While comparisons between Donald Trump and Mussolini or Hitler are overwrought, Trump’s rise does illustrate how democratic processes can lose their way and turn dangerously toxic when there is intense economic frustration and widespread apprehension about the future.

We tend to think it's more frustration about the past or the present ourselves. Something of a rage at the way ion which whoever gets voted in it always seems to be the same government in power. But that's not our point here:

The possible election of Donald Trump as President is the greatest present threat to the prosperity and security of the United States. I have had a strong point of view on each of the last ten presidential elections, but never before had I feared that what I regarded as the wrong outcome would in the long sweep of history risk grave damage to the American project.

The problem is not with Trump’s policies, though they are wacky in the few areas where they are not indecipherable. It is that he is running as modern day man on a horseback—demagogically offering the power of his personality as a magic solution to all problems—and making clear that he is prepared to run roughshod over anything or anyone who stands in his way.

Summers goes on to give examples none of which please us any more than they do him.

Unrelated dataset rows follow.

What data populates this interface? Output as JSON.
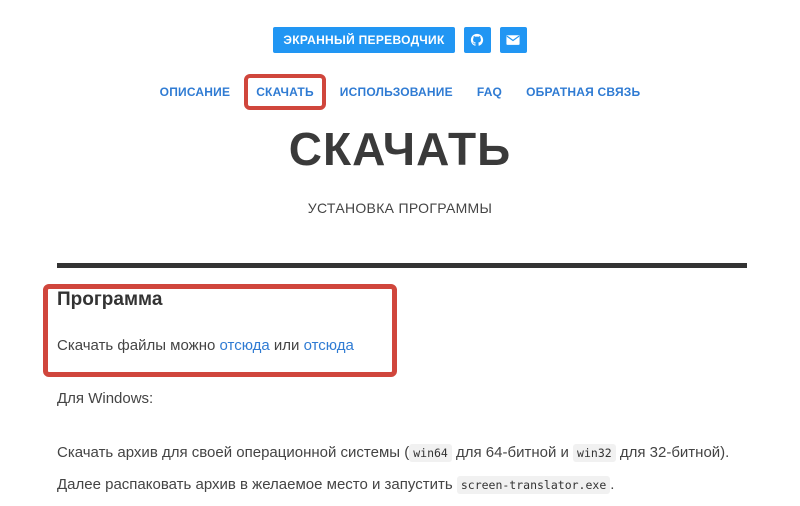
{
  "header": {
    "brand_label": "ЭКРАННЫЙ ПЕРЕВОДЧИК",
    "icons": [
      "github-icon",
      "mail-icon"
    ]
  },
  "nav": {
    "items": [
      {
        "label": "ОПИСАНИЕ",
        "active": false
      },
      {
        "label": "СКАЧАТЬ",
        "active": true
      },
      {
        "label": "ИСПОЛЬЗОВАНИЕ",
        "active": false
      },
      {
        "label": "FAQ",
        "active": false
      },
      {
        "label": "ОБРАТНАЯ СВЯЗЬ",
        "active": false
      }
    ]
  },
  "page": {
    "title": "СКАЧАТЬ",
    "subtitle": "УСТАНОВКА ПРОГРАММЫ"
  },
  "content": {
    "section_title": "Программа",
    "p1_prefix": "Скачать файлы можно ",
    "p1_link1": "отсюда",
    "p1_mid": " или ",
    "p1_link2": "отсюда",
    "p2": "Для Windows:",
    "p3_a": "Скачать архив для своей операционной системы (",
    "p3_code1": "win64",
    "p3_b": " для 64-битной и ",
    "p3_code2": "win32",
    "p3_c": " для 32-битной). Далее распаковать архив в желаемое место и запустить ",
    "p3_code3": "screen-translator.exe",
    "p3_d": "."
  },
  "colors": {
    "accent": "#2196f3",
    "link": "#2f7bd3",
    "highlight": "#d0463c"
  }
}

But again we would identify the real problem as being much more basic.

That is the expansion of Federal power over the decades. for those who believe in the power of government to fix all ills it is of course obvious that government should have more power to fix said ills. But democracies do indeed elect oddities from time to time and a useful rule of thumb is that you should never grant a power to an office that your worst enemy might be occupying in a year or seven hence.

But that is of course what the liberals and progressives have done over these past decades. Ever more power is concentrated in Washington DC, ever more in the executive and this produces conniption fits when there's even a possibility that "not one of us" might end up occupying the Oval Office. The correct solution to this, given that not one of us is inevitably, over the course of time, going to achieve that office is not to give it that power in the first place.

If the Federal Government was the size it should be, back down to the 4 to 6% of GDP that the Founders thought it should be, with executive powers to match, then who would care very much about who got elected?

The same of course applies to our own polity. Various left wingers (including, obviously, the author of The Courageous State) insist that government should have more power to do whatever. Which could even be true but they are missing the vital point that if we have a government with those powers the Tories will get in one day and enjoy those same powers.

Donald Trump is this year's argument for minarchism.